In the early 1980s, when Martha Graham finally reconciled with Europe (which had terribly mistreated her during her first appearance in the 1950s), she brought her entire choreographic legacy back to our stages through a series of intense tours. A memorable company of dancers, led by a trio of outstanding protagonists—Terese Capucilli, Christine Dakin, and Jacqulyn Buglisi—were entrusted by Miss Martha with her final “letter to the world,” the challenging task of embodying her erotic ghosts, mythical creatures, and the many facets of femininity in a perpetual struggle with its ego and the world.
Each of the three appeared, in their own way, as the most faithful custodians of that choreographic and stylistic language, heirs and translators of a story that had revolutionized dance culture and that, at the end of the author’s life, was already preparing to safeguard its future destiny.
Thus, it was somewhat of a renunciation when Buglisi, along with her partner Donlin Foreman—also an excellent soloist in the Graham company—decided in 1992, one year after Graham's death, to leave the "House of Martha" (as Foreman recounts in his autobiographical book) to create her own company and embark on a personal theatrical journey. However, her intentions were precisely to protect and develop that spirit, but in a completely personal and autonomous way. As Jacqulyn stated: “Miss Martha’s technique is wonderfully theatrical and physical, an expressive way of moving like no other. Part of our mission is to continue her technique, which we seek to develop through our own voices.”

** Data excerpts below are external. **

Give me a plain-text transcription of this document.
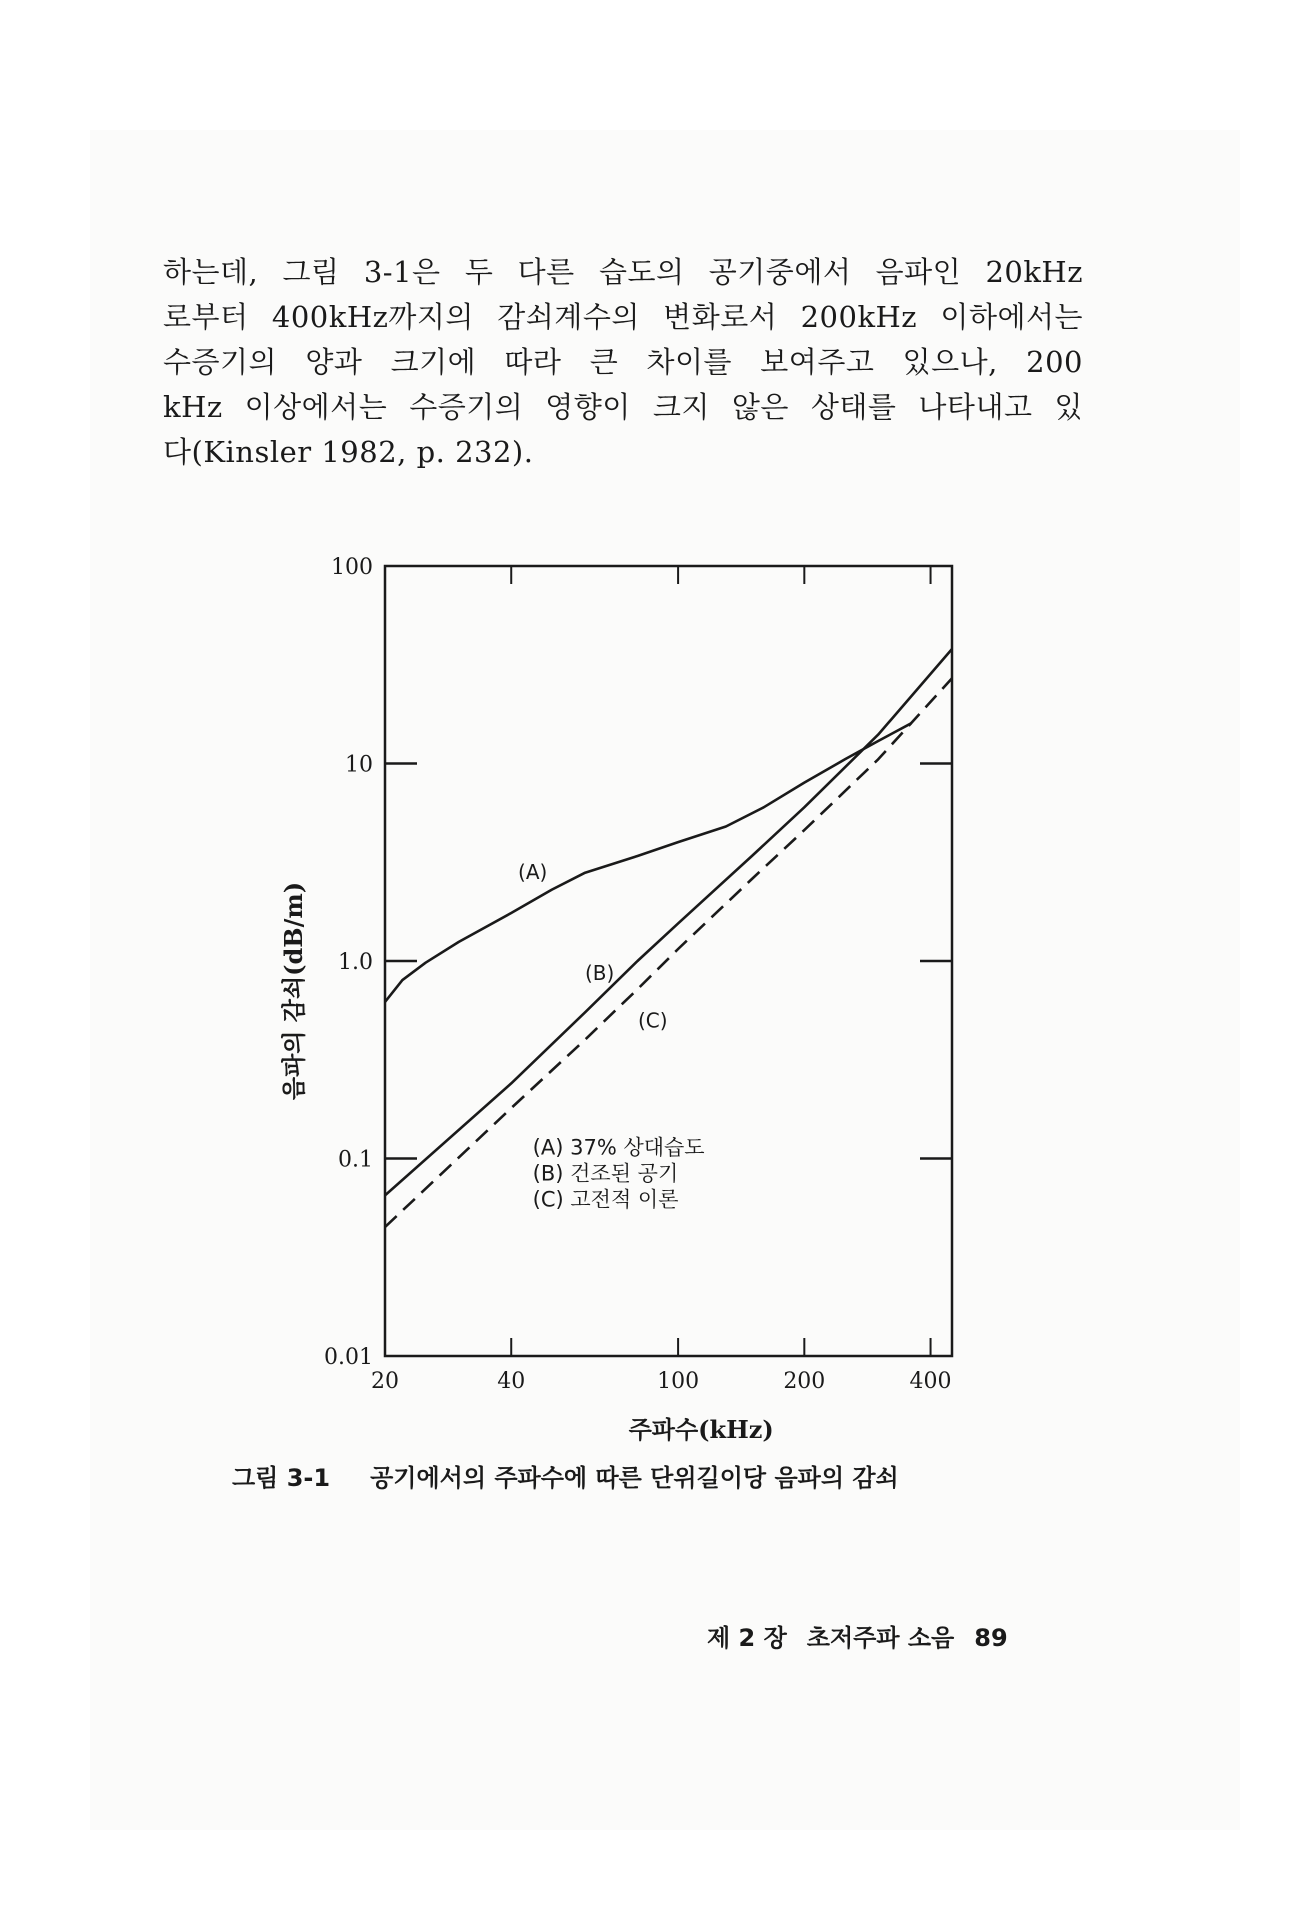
하는데, 그림 3-1은 두 다른 습도의 공기중에서 음파인 20kHz
로부터 400kHz까지의 감쇠계수의 변화로서 200kHz 이하에서는
수증기의 양과 크기에 따라 큰 차이를 보여주고 있으나, 200
kHz 이상에서는 수증기의 영향이 크지 않은 상태를 나타내고 있
다(Kinsler 1982, p. 232).
0.01
0.1
1.0
10
100
20	40	100	200	400
(A)
(B)
(C)
(A) 37% 상대습도
(B) 건조된 공기
(C) 고전적 이론
주파수(kHz)
음파의 감쇠(dB/m)
그림 3-1 공기에서의 주파수에 따른 단위길이당 음파의 감쇠
제 2 장 초저주파 소음 89
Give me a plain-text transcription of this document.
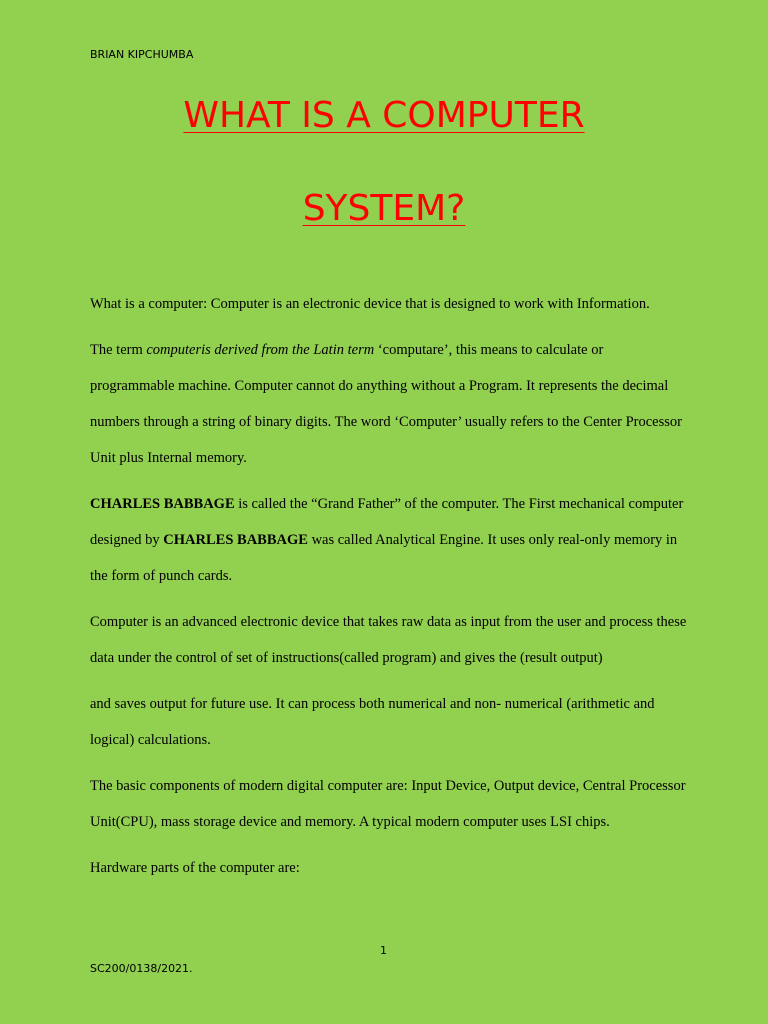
BRIAN KIPCHUMBA
WHAT IS A COMPUTER
SYSTEM?

What is a computer: Computer is an electronic device that is designed to work with Information.

The term computeris derived from the Latin term ‘computare’, this means to calculate or programmable machine. Computer cannot do anything without a Program. It represents the decimal numbers through a string of binary digits. The word ‘Computer’ usually refers to the Center Processor Unit plus Internal memory.

CHARLES BABBAGE is called the “Grand Father” of the computer. The First mechanical computer designed by CHARLES BABBAGE was called Analytical Engine. It uses only real-only memory in the form of punch cards.

Computer is an advanced electronic device that takes raw data as input from the user and process these data under the control of set of instructions(called program) and gives the (result output)
and saves output for future use. It can process both numerical and non- numerical (arithmetic and logical) calculations.

The basic components of modern digital computer are: Input Device, Output device, Central Processor Unit(CPU), mass storage device and memory. A typical modern computer uses LSI chips.

Hardware parts of the computer are:

1
SC200/0138/2021.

Thus, first alongside Capucilli and Dakin, then only with Foreman, and finally, since 2007, all alone with her Dance Theatre, Jacqulyn Buglisi has persistently pursued her vision of a post-Graham choreography, characterized by broad and energetic dynamics capable of translating the individual tremors of the soul. As evidenced by the programs presented at Oriente Occidente, once again, as in Graham’s work, the center of Jacqulyn’s imagination is female figures, less epic but no less legendary: from Sarah Bernhardt (in the solo Against All Odds) to Frida Kahlo (Frida).
The beloved challenge of translating pictorial intuitions into moving frescoes is evident in a title like Caravaggio Meets Hopper, but it also reveals once again Jacqulyn's artistic debt to Martha Graham's unmistakable assertive and dramatic use of masses in Requiem, considered by American critics to be the most significant work in Buglisi's repertoire.